Typewriter: Smith-Corona Sterling.
So we conclude our series of predictions for International Typewriter Appreciation Month. This article is printed in quotable and searchable form below.
The computer you use five years from now will probably be much less capable than the one you’re using now.
Why does Dr. Boli make that prediction?
Because the trend in that direction is already obvious, and has been so for several years.
Now, Dr. Boli does not mean that technology itself will stop advancing. Five years from now, the computer you use daily will probably be very slick and fast and look like shiny hard candy.
But unless you are in a profession where it is necessary to generate many kinds of content, your computer will probably be deliberately crippled.
This is not cruelty on the part of the computer makers: they are simply responding when the market tells them what it wants.
Do you remember what a swell idea multitasking was back in 1990 or so? If you’re using a laptop or desktop computer, you can find some music you like on YouTube, set it going, and then switch over to your word processor to work while the music keeps playing.
If you try that on an Android tablet, the music will stop. Android devices do not multitask. (Android 5 will have a limited kind of multitasking called “concurrent activities,” but it will not be as straightforward or capable as the multitasking in your desktop operating system,)
This was a conscious design decision. It is not a question of the power of the device; the smartphones and tablets of today are far more powerful than the computers that ran Windows 95. Small screens and fat fingers work poorly together unless the touch interface is simplistic in the extreme. The iOS and Android interfaces are elegant and easy, but they are deliberately limited to what they can do well.
Speaking of word processing, have you tried doing it on an Android device? Even the most capable Android document programs give you a tiny subset of the capabilities of desktop word processing. It’s another conscious design decision. People who use smartphones and tablets are used to simplicity, not complexity; they prefer apps that give them few options and take care of everything for them.
And those people have become the majority, with the result that their preferences are driving the design of desktop interfaces as well. Since the release of the “Unity” interface for Ubuntu, desktop-computer interfaces have been trending toward touch-capable simplicity. Windows 8 (which was suspiciously similar to Unity in some ways) is the most notorious example: running in native mode, Windows 8 strips away all the capabilities that windowed operating systems have built up over the course of a quarter-century, returning us to the tiled Windows of 1985. The GNOME interface in Linux made similar simplifications, throwing out so many capabilities from its file manager that at least two forked projects sprang up to preserve the old code.

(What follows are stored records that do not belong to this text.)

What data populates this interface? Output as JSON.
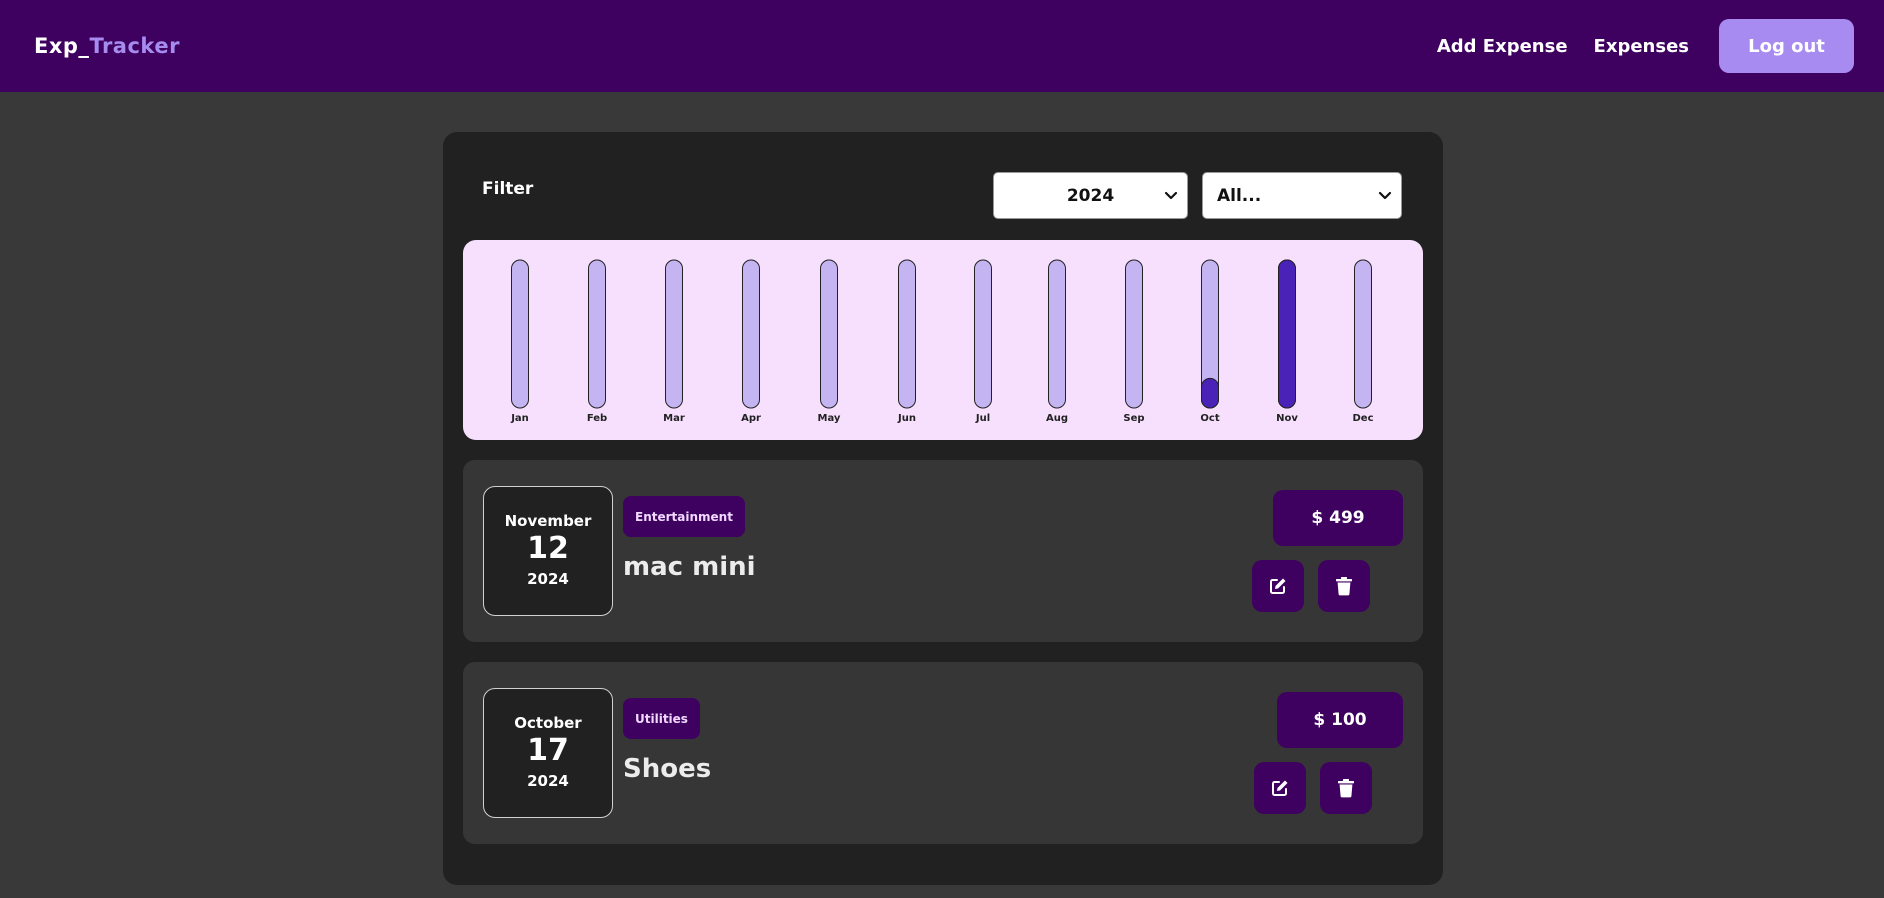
{
  "navbar": {
    "brand_prefix": "Exp_",
    "brand_suffix": "Tracker",
    "links": [
      "Add Expense",
      "Expenses"
    ],
    "logout_label": "Log out"
  },
  "filter": {
    "label": "Filter",
    "year_value": "2024",
    "category_value": "All..."
  },
  "chart_data": {
    "type": "bar",
    "categories": [
      "Jan",
      "Feb",
      "Mar",
      "Apr",
      "May",
      "Jun",
      "Jul",
      "Aug",
      "Sep",
      "Oct",
      "Nov",
      "Dec"
    ],
    "values": [
      0,
      0,
      0,
      0,
      0,
      0,
      0,
      0,
      0,
      100,
      499,
      0
    ],
    "ylim": [
      0,
      499
    ],
    "colors": {
      "track": "#c4b4f2",
      "fill": "#4a22b8",
      "background": "#f7dffe",
      "stroke": "#222222"
    }
  },
  "expenses": [
    {
      "month": "November",
      "day": "12",
      "year": "2024",
      "category": "Entertainment",
      "title": "mac mini",
      "amount": "$ 499"
    },
    {
      "month": "October",
      "day": "17",
      "year": "2024",
      "category": "Utilities",
      "title": "Shoes",
      "amount": "$ 100"
    }
  ],
  "colors": {
    "navbar": "#3f0160",
    "accent": "#a88bf0",
    "panel": "#212121",
    "card": "#373637",
    "page": "#3a393a"
  },
  "icons": {
    "edit": "edit-icon",
    "delete": "trash-icon",
    "dropdown": "chevron-down-icon"
  }
}
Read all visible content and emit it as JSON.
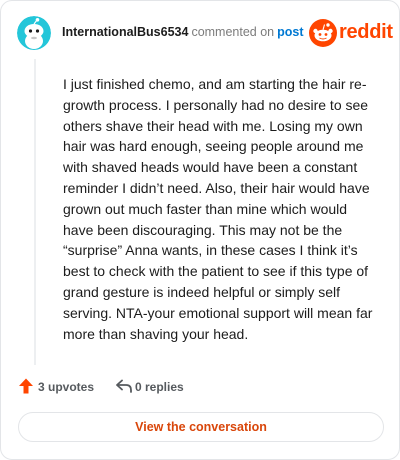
{
  "comment": {
    "username": "InternationalBus6534",
    "action_text": "commented on",
    "post_link": "post",
    "body": "I just finished chemo, and am starting the hair re-growth process. I personally had no desire to see others shave their head with me. Losing my own hair was hard enough, seeing people around me with shaved heads would have been a constant reminder I didn’t need. Also, their hair would have grown out much faster than mine which would have been discouraging. This may not be the “surprise” Anna wants, in these cases I think it’s best to check with the patient to see if this type of grand gesture is indeed helpful or simply self serving. NTA-your emotional support will mean far more than shaving your head."
  },
  "brand": {
    "name": "reddit",
    "color": "#ff4500"
  },
  "footer": {
    "upvotes": "3 upvotes",
    "replies": "0 replies",
    "cta": "View the conversation"
  },
  "icons": {
    "avatar": "snoo-avatar-icon",
    "logo": "reddit-logo-icon",
    "upvote": "upvote-arrow-icon",
    "reply": "reply-arrow-icon"
  }
}
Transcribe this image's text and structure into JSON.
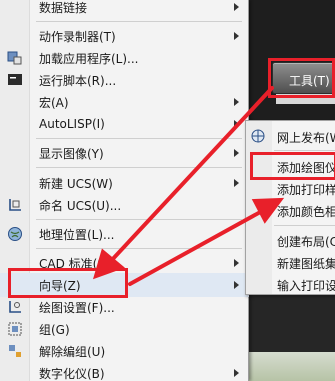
{
  "tools_button": {
    "label": "工具(T)"
  },
  "tools_menu": {
    "items": [
      {
        "label": "数据链接",
        "icon": "none",
        "has_submenu": true
      },
      {
        "label": "动作录制器(T)",
        "icon": "none",
        "has_submenu": true
      },
      {
        "label": "加载应用程序(L)...",
        "icon": "app-load-icon",
        "has_submenu": false
      },
      {
        "label": "运行脚本(R)...",
        "icon": "script-icon",
        "has_submenu": false
      },
      {
        "label": "宏(A)",
        "icon": "none",
        "has_submenu": true
      },
      {
        "label": "AutoLISP(I)",
        "icon": "none",
        "has_submenu": true
      },
      {
        "label": "显示图像(Y)",
        "icon": "none",
        "has_submenu": true
      },
      {
        "label": "新建 UCS(W)",
        "icon": "new-ucs-icon",
        "has_submenu": true
      },
      {
        "label": "命名 UCS(U)...",
        "icon": "named-ucs-icon",
        "has_submenu": false
      },
      {
        "label": "地理位置(L)...",
        "icon": "globe-icon",
        "has_submenu": false
      },
      {
        "label": "CAD 标准(S)",
        "icon": "none",
        "has_submenu": true
      },
      {
        "label": "向导(Z)",
        "icon": "none",
        "has_submenu": true
      },
      {
        "label": "绘图设置(F)...",
        "icon": "drafting-settings-icon",
        "has_submenu": false
      },
      {
        "label": "组(G)",
        "icon": "group-icon",
        "has_submenu": false
      },
      {
        "label": "解除编组(U)",
        "icon": "ungroup-icon",
        "has_submenu": false
      },
      {
        "label": "数字化仪(B)",
        "icon": "none",
        "has_submenu": true
      }
    ]
  },
  "wizard_submenu": {
    "items": [
      {
        "label": "网上发布(W",
        "icon": "publish-web-icon"
      },
      {
        "label": "添加绘图仪",
        "icon": "none"
      },
      {
        "label": "添加打印样",
        "icon": "none"
      },
      {
        "label": "添加颜色相",
        "icon": "none"
      },
      {
        "label": "创建布局(C",
        "icon": "none"
      },
      {
        "label": "新建图纸集",
        "icon": "none"
      },
      {
        "label": "输入打印设",
        "icon": "none"
      }
    ]
  },
  "colors": {
    "highlight_red": "#e8202a",
    "accent_blue": "#2a4f86"
  }
}
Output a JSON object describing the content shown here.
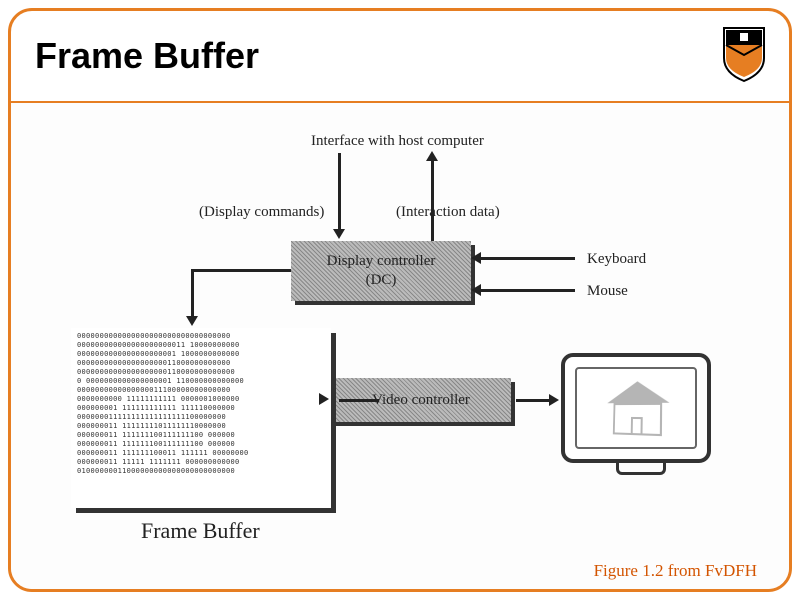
{
  "title": "Frame Buffer",
  "labels": {
    "host": "Interface with host computer",
    "display_commands": "(Display commands)",
    "interaction_data": "(Interaction data)",
    "keyboard": "Keyboard",
    "mouse": "Mouse",
    "frame_buffer": "Frame Buffer"
  },
  "blocks": {
    "display_controller": "Display controller\n(DC)",
    "video_controller": "Video controller"
  },
  "figure_caption": "Figure 1.2 from FvDFH",
  "fb_rows": [
    "0000000000000000000000000000000000",
    "000000000000000000000011 10000000000",
    "0000000000000000000001 1000000000000",
    "0000000000000000000011000000000000",
    "00000000000000000000110000000000000",
    "0 0000000000000000001 110000000000000",
    "0000000000000000011100000000000000",
    "0000000000 11111111111 0000001000000",
    "000000001 111111111111 111110000000",
    "000000011111111111111111100000000",
    "000000011 11111111011111110000000",
    "000000011 111111100111111100 000000",
    "000000011 111111100111111100 000000",
    "000000011 111111100011 111111 00000000",
    "000000011 11111 1111111 000000000000",
    "01000000011000000000000000000000000"
  ]
}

More and more software is being simplified that way, with options drastically reduced and capabilities taken out to make touch interfaces more practical, and to make touch-interface users feel more at home. Even if you continue to use a full-sized computer rather than a tablet or phone (and you will be in the minority), your software will look like tablet or phone apps. There will always be a small minority of “content producers” who need complex software to write, publish, make music, edit images, or whatever it is they do. But most computer users will be using radically simplified and much less capable operating systems and software five years from now. And most will be perfectly happy.